In today’s world of online software and fintech companies, the general consumer marketplace tends to lump everything together into one big bucket. As a result, the average investor feels overwhelmed by the sheer number of options, terms, and seemingly complex strategies.
But if you take the time to dig in and truly understand the different choices that exist, you’ll realize that they aren’t as similar as they seem. Not only that, but making a choice on which platform to choose – like Betterment vs. Robinhood – isn’t as difficult as most make it out to be.
It simply comes down to selecting the one that’s right for you and your goals.
In some cases, DIY investing platforms are so similar that you have to read between the lines and study individual features to determine which one is right for you. This is true when comparing Acorns vs. Betterment or SoFi Invest vs. Betterment. (Even Wealthfront and Betterment share a ton of the same features, which makes it more difficult to decide between the two.)
The point is, most robo-advisors offer similar features and target investors with like-minded goals. However, this is not the case with Betterment and Robinhood. Casual investors frequently ask questions like, “Should I choose Betterment or Robinhood?” But in reality, these two trading platforms are very much opposites of one another – at least in how they fit into your investing strategy.
Betterment is a robo-advisor that’s designed to be as hands-off as possible. Robinhood is a trading platform that gives users the ability to easily buy and sell stocks in real-time using an intuitive interface that looks more like a dating app than an investment tool.
When studying Betterment vs. Robinhood, the biggest difference lies in how investments are made. With Betterment, a series of complex algorithms are responsible for automatically investing your funds based on your risk tolerance and goals. The internal artificial intelligence engine selects from a variety of investment portfolios and fund types, including mutual funds and exchange-traded funds (ETFs).
With Robinhood, you’re responsible for making your own investments. The platform simply removes all of the confusing clutter and gives you a clean trading interface that makes buying stocks and funds as simple as clicking a button. You’re the one creating the portfolio. There’s no robo-advisor or automation doing it for you.

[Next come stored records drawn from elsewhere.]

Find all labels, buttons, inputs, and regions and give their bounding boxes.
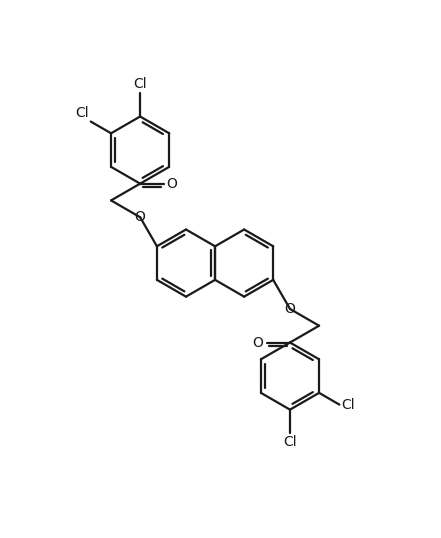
Text: Cl: Cl xyxy=(341,398,355,412)
Text: O: O xyxy=(253,336,264,350)
Text: O: O xyxy=(167,176,177,190)
Text: Cl: Cl xyxy=(75,105,89,119)
Text: Cl: Cl xyxy=(283,435,297,449)
Text: O: O xyxy=(135,210,146,224)
Text: Cl: Cl xyxy=(133,77,147,91)
Text: O: O xyxy=(284,302,295,316)
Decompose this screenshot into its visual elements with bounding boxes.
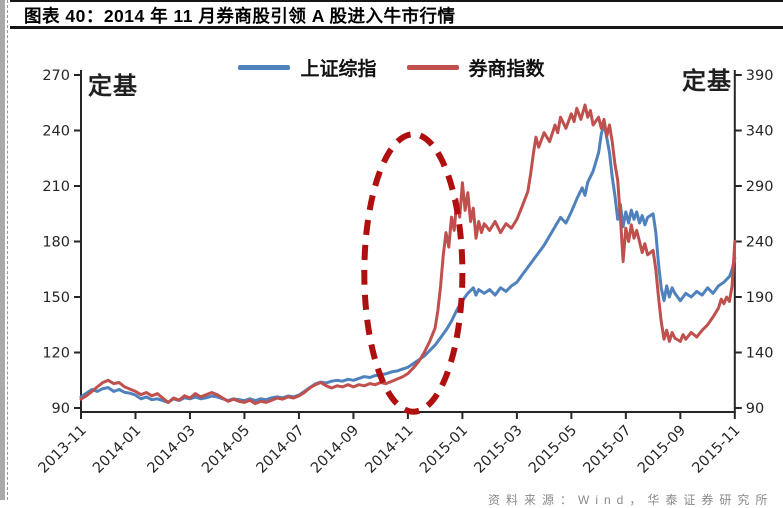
svg-text:2014-01: 2014-01	[90, 423, 144, 477]
svg-text:2014-07: 2014-07	[254, 423, 308, 477]
right-axis-unit-label: 定基	[682, 68, 732, 95]
svg-text:90: 90	[746, 401, 764, 417]
svg-text:2013-11: 2013-11	[36, 423, 90, 477]
svg-text:290: 290	[746, 179, 774, 195]
svg-text:2014-05: 2014-05	[199, 423, 253, 477]
svg-text:2015-01: 2015-01	[417, 423, 471, 477]
svg-text:90: 90	[52, 401, 70, 417]
svg-text:2015-03: 2015-03	[472, 423, 526, 477]
legend-item-shanghai-composite: 上证综指	[238, 54, 377, 81]
page-left-margin-strip	[0, 0, 5, 500]
chart-legend: 上证综指 券商指数	[0, 54, 783, 81]
left-axis-unit-label: 定基	[88, 73, 138, 100]
page-left-dashed-rule	[7, 0, 8, 500]
svg-text:140: 140	[746, 346, 774, 362]
svg-text:340: 340	[746, 124, 774, 140]
legend-label-broker-index: 券商指数	[468, 59, 545, 80]
svg-text:2015-05: 2015-05	[526, 423, 580, 477]
svg-text:270: 270	[42, 68, 70, 84]
svg-text:2015-07: 2015-07	[581, 423, 635, 477]
legend-item-broker-index: 券商指数	[406, 54, 545, 81]
svg-text:150: 150	[42, 290, 70, 306]
svg-text:2015-09: 2015-09	[635, 423, 689, 477]
svg-text:390: 390	[746, 68, 774, 84]
svg-text:240: 240	[42, 124, 70, 140]
svg-text:120: 120	[42, 346, 70, 362]
legend-label-shanghai-composite: 上证综指	[300, 59, 377, 80]
blue-line-swatch-icon	[238, 65, 291, 70]
red-line-swatch-icon	[406, 65, 459, 70]
svg-text:180: 180	[42, 235, 70, 251]
svg-text:2014-03: 2014-03	[145, 423, 199, 477]
caption-underline-rule	[10, 26, 783, 29]
svg-text:210: 210	[42, 179, 70, 195]
svg-text:2014-09: 2014-09	[308, 423, 362, 477]
svg-text:2014-11: 2014-11	[363, 423, 417, 477]
figure-top-border	[10, 0, 783, 2]
svg-text:240: 240	[746, 235, 774, 251]
figure-caption: 图表 40：2014 年 11 月券商股引领 A 股进入牛市行情	[24, 6, 456, 26]
svg-text:2015-11: 2015-11	[689, 423, 743, 477]
svg-text:190: 190	[746, 290, 774, 306]
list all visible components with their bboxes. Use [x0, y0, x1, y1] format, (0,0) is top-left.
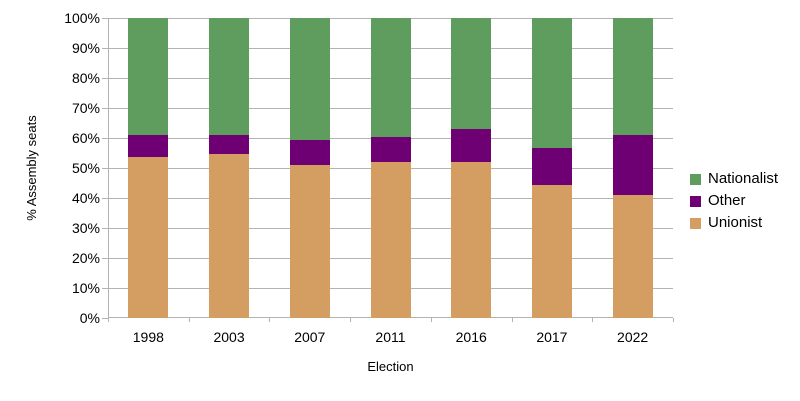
y-tick-mark [102, 198, 108, 199]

The easiest way to see the differences between Betterment vs. Robinhood is by analyzing some of the different features in a head-to-head comparison. Take a look:
|Minimum account balance to open||$0 minimum|
|Crypto Investing||❌||✅ (You can buy crypto assets, but you don’t have the ability to transfer to another crypto wallet or cold storage. You must sell the investment and liquidate in the form of fiat currency.)|
|Tax loss harvesting||✅||❌|
|Human Advisor Option||✅||❌|
|Customer support||Email & Phone||Email & Phone|
|Mobile app||Android & iOS||Android & iOS|
Betterment has an impressive track record as one of the industry’s first robo-advisor platforms. Over the past decade, it’s added features, simplified its interface, and carved out a niche as one of the easiest-to-use DIY platforms in the industry.
One of the most notable benefits of Betterment is its simplicity. Despite having a robust series of complex features underneath the surface, it maintains a simple and intuitive interface that makes investing easy for anyone.
Not only can you choose from a variety of different portfolio types that are tailored to your own specific investment goals (like eventually investing in real estate or creating extra cash flow in retirement), but there’s also a human advisor option. These are features that Robinhood doesn’t offer.
If you’re simply looking to buy and sell stocks, there are less complicated platforms than Betterment. Betterment gives you the ability to invest in individual stocks – even going so far as to offer fractional share investing – but that’s not the focus. It’s more designed for building portfolios and targeted investment funds (like IRAs).
Like many robo-advisor platforms, Betterment also offers the help of human advisors (if you want it). However, you can expect to pay somewhere between 0.25 percent to 0.40 percent for their services. This is still much lower than the traditional 1.00 percent that you pay for a full-time advisor to manage your funds, but it’s an expense nonetheless.
Robinhood provides a very hands-on experience. However, it’s also one of the simplest platforms on the market. (There’s a reason it’s attracted millions of young investors who otherwise have no interest in investing.)
The two biggest benefits of Robinhood are its simple interface and its lack of fees. As for the latter, there are no fees or commissions on either side of a trade (buy or sell). Not only that, but there are no inactivity fees, transaction fees, or charges for depositing or withdrawing money. The only way Robinhood makes money is by charging $5 for its Robinhood Gold subscription service that allows users to trade on margin.
Robinhood isn’t for everyone. For starters, there’s no robo-advisor component. This means you’re completely on your own to make investment decisions. There are some neat research and recommendation features inside of the platform, but they’re very limited. The other strike against Robinhood is the fact that you can’t buy mutual funds or set up targeted portfolios.
In reality, Betterment and Robinhood aren’t really an equal comparison. The former is a true robo-advisor designed to help investors create targeted portfolios that allow them to move toward specific investing goals. Robinhood is a commission-free, DIY stock trading platform that boasts total control and autonomy. In many cases, investors have both Betterment and Robinhood accounts. In other situations, one platform isn’t necessary. The choice is yours.